MCP hygiene — only load Model Context Protocol servers you're actively using. Treat tool definitions as a context budget line item.
Tight CLAUDE.md — aim for under 500 tokens of steering content. Anything longer belongs in skills or referenced files loaded on demand.

Context Management Strategies

Once you're aware of what's in your context and why it matters, four strategies consistently come up across the practitioner literature. Liatrio's Spec-Driven Development workflow encodes most of them by design — specifically task decomposition, serialized external state, and structured outputs. Sub-agents are the exception: SDD is intentionally harness-agnostic, so it doesn't orchestrate sub-agents for you. That's a tool you apply on top of SDD, particularly to shape a high-quality input into the first SDD step.

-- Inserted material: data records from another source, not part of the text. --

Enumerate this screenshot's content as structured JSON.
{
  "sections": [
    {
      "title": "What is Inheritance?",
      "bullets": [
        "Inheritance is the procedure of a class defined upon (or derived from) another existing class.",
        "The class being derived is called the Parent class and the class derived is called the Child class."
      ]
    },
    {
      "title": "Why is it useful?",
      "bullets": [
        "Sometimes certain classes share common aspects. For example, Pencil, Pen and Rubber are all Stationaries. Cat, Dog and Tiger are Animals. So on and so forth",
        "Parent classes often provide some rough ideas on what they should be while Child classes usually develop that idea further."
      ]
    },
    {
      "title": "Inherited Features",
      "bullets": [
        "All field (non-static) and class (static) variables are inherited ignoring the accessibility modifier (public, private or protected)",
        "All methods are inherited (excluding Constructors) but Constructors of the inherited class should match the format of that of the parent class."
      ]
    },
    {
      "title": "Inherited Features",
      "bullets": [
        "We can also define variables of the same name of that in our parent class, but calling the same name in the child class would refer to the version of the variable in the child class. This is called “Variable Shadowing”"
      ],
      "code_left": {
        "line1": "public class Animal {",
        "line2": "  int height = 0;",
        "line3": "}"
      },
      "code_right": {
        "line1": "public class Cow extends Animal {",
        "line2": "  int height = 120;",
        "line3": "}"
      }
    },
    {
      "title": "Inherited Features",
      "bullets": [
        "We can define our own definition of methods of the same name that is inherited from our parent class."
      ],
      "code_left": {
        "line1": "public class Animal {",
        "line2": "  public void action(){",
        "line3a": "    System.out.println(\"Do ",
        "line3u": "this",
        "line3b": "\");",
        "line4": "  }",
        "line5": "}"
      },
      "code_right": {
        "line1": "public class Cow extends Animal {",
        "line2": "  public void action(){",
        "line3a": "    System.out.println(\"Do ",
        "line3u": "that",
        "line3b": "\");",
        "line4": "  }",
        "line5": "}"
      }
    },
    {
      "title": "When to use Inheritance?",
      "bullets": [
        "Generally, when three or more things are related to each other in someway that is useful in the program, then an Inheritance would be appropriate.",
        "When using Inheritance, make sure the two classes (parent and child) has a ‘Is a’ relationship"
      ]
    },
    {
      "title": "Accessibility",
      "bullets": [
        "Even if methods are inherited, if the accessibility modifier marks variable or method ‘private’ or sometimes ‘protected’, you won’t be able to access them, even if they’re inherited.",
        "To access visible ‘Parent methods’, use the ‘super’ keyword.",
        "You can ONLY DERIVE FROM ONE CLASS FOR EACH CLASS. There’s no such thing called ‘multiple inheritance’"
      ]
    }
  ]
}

Feeding SDD well. SDD produces better specs when its input is already a well-reasoned idea, not a vague prompt. A clear, researched problem statement fed into the spec step yields dramatically better specs than "hey, build me X." This is where sub-agents earn their keep: before you kick off SDD step 1, use sub-agents and meta-prompting to research the problem space, summarize prior art, inventory constraints, and draft a crisp prompt. That up-front context curation — which never needs to live in your main window — is often the difference between a spec you can execute and a spec you have to rewrite.

Compare the naive ask:

/sdd-skill Make me an audit-logging feature for the pet clinic.

…with a meta-prompt that does the legwork first:

Goal: Produce a tight, researched problem statement I can hand to /sdd-skill
for an audit-logging feature in the Emerald Grove Pet Clinic codebase.

# Research
- Use a research sub-agent to inventory existing logging, audit, and
  persistence patterns in this repo. Return only the relevant findings.
- Use context7 MCP in a sub-agent to pull current docs for the persistence + auth
  libraries actually in use here.
- Use exploratory sub-agents to identify likely entity types that need
  audit coverage, retention constraints, and any compliance hints in
  CLAUDE.md or related docs.

Then compose a single meta-prompt — goal, in-scope entities, constraints,
out-of-scope, and any open questions for me — and copy it to the clipboard
so I can paste it straight into the SDD spec phase.

Task decomposition

Splitting work into discrete phases — research → plan → implement → review — prevents a single context window from carrying raw exploration, design rationale, and code edits simultaneously. Each phase has a different "shape" of useful context, and compacting between phases lets you carry forward only the conclusions.

Aider operationalizes this with architect mode: a reasoning model thinks about the change, a separate editor model emits the diff. Decoupling reasoning from edit-format compliance measurably improves results.

SDD is exactly this pattern at the workflow level: spec → task breakdown → implement → validation. Each step has a dedicated phase, a dedicated artifact, and a clean handoff.

Serialized external state

The most powerful technique in this whole document, and the hardest habit to build: write state to disk. A progress.md, decisions.md, or spec file is memory that doesn't decay. You can clear your context window, start fresh, and reload only what's relevant for the next phase.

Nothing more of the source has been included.